Georg Hager's Blog

Random thoughts on High Performance Computing

Content

Get a full dose of performance engineering with our two half-day tutorials at ISC25!

This year’s ISC High Performance conference takes place in Hamburg from June 10-13. As a refreshing counterweight to the usual enema of AI and Quantum Computing you will get there, we conduct two half-day tutorials about good old solid performance engineering.

In the morning of June 13, Jan Laukemann and I will present the “Core-Level Performance Engineering” tutorial: 3.5 hours packed with information on how modern CPUs execute your code. Pipelining, out-of-order execution, superscalarity, SIMD, plus hands-on exercises using Matt Godbolt’s Compiler Explorer and OSACA, our Open-Source Architecture Code Analyzer, which is integrated with it. If you need to model the in-core performance of code for optimization or co-design, this tutorial is for you.

In the afternoon of June 13, Christie Alappat (still a PhD student at FAU but now working for Intel), Jonas Thies (TU Delft), Hartwig Anzt (TU München Campus Heilbronn), and myself will conduct the tutorial “Performance Engineering for Sparse Linear Solvers.” It provides a thorough coverage of sparse matrix-vector multiplication (SpMV), preconditioners, and even cache blocking of matrix powers via RACE, Christie’s Recursive Algebraic Coloring Engine. In the hands-on exercises, attendees will get access to an A100 GPU and be able to experiment with SpMV and sparse linear solvers. All code (mostly python/numba) is available for download.

New tutorial “Performance Engineering for Linear Solvers” at ISC High Performance 2024

On Sunday, May 12, the brand-new tutorial “Performance Engineering for Linear Solvers” will be presented at ISC High Performance in Hamburg by Christie Alappat (still a PhD student at FAU but now working for Intel), Jonas Thies (TU Delft), Hartwig Anzt (TU München Campus Heilbronn), and myself.

This tutorial was in the making for a long time; many concepts were made, re-made, and updated again.
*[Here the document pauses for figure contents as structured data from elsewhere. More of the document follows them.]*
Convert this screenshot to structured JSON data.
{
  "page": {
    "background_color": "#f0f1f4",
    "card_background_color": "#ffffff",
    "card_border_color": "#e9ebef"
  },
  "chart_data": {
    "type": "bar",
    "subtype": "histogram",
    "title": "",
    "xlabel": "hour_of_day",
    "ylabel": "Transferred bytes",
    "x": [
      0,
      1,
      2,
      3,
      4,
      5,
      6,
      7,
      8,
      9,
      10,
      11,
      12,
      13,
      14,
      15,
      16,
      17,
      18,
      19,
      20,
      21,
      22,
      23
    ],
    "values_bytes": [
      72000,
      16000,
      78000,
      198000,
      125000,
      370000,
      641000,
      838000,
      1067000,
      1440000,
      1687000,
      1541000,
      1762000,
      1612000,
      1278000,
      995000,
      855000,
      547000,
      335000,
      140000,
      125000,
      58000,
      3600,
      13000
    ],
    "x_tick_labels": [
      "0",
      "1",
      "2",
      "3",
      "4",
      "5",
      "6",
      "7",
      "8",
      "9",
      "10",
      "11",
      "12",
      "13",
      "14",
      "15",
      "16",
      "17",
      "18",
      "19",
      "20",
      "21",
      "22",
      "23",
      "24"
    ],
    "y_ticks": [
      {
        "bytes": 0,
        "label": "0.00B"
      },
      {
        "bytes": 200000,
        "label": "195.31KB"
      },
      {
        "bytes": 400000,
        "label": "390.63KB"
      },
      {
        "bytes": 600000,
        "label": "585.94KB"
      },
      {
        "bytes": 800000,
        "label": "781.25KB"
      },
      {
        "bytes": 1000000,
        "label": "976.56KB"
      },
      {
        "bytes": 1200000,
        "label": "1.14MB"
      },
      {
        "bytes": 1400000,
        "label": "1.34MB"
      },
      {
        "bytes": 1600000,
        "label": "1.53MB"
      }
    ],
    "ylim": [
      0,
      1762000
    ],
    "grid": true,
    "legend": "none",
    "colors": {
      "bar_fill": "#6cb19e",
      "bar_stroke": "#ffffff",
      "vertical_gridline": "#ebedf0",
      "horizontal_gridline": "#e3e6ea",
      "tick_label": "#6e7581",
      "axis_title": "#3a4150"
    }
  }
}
We aimed at a slightly higher abstraction level than in our popular tutorial “Node-Level Performance Engineering,” which has a strong focus on the Roofline model and the optimization of simple loops and loop nests. In contrast, the new tutorial concentrates on the performance of sparse linear solvers, which includes a coverage of sparse matrix-vector multiplication (SpMV), preconditioners, and even cache blocking of matrix powers via RACE, Christie’s Recursive Algebraic Coloring Engine. Since the tutorial was accepted as a half-day event, we could only accommodate online demos instead of hands-on exercises for attendees. However, all code (mostly python/numba) is available for download.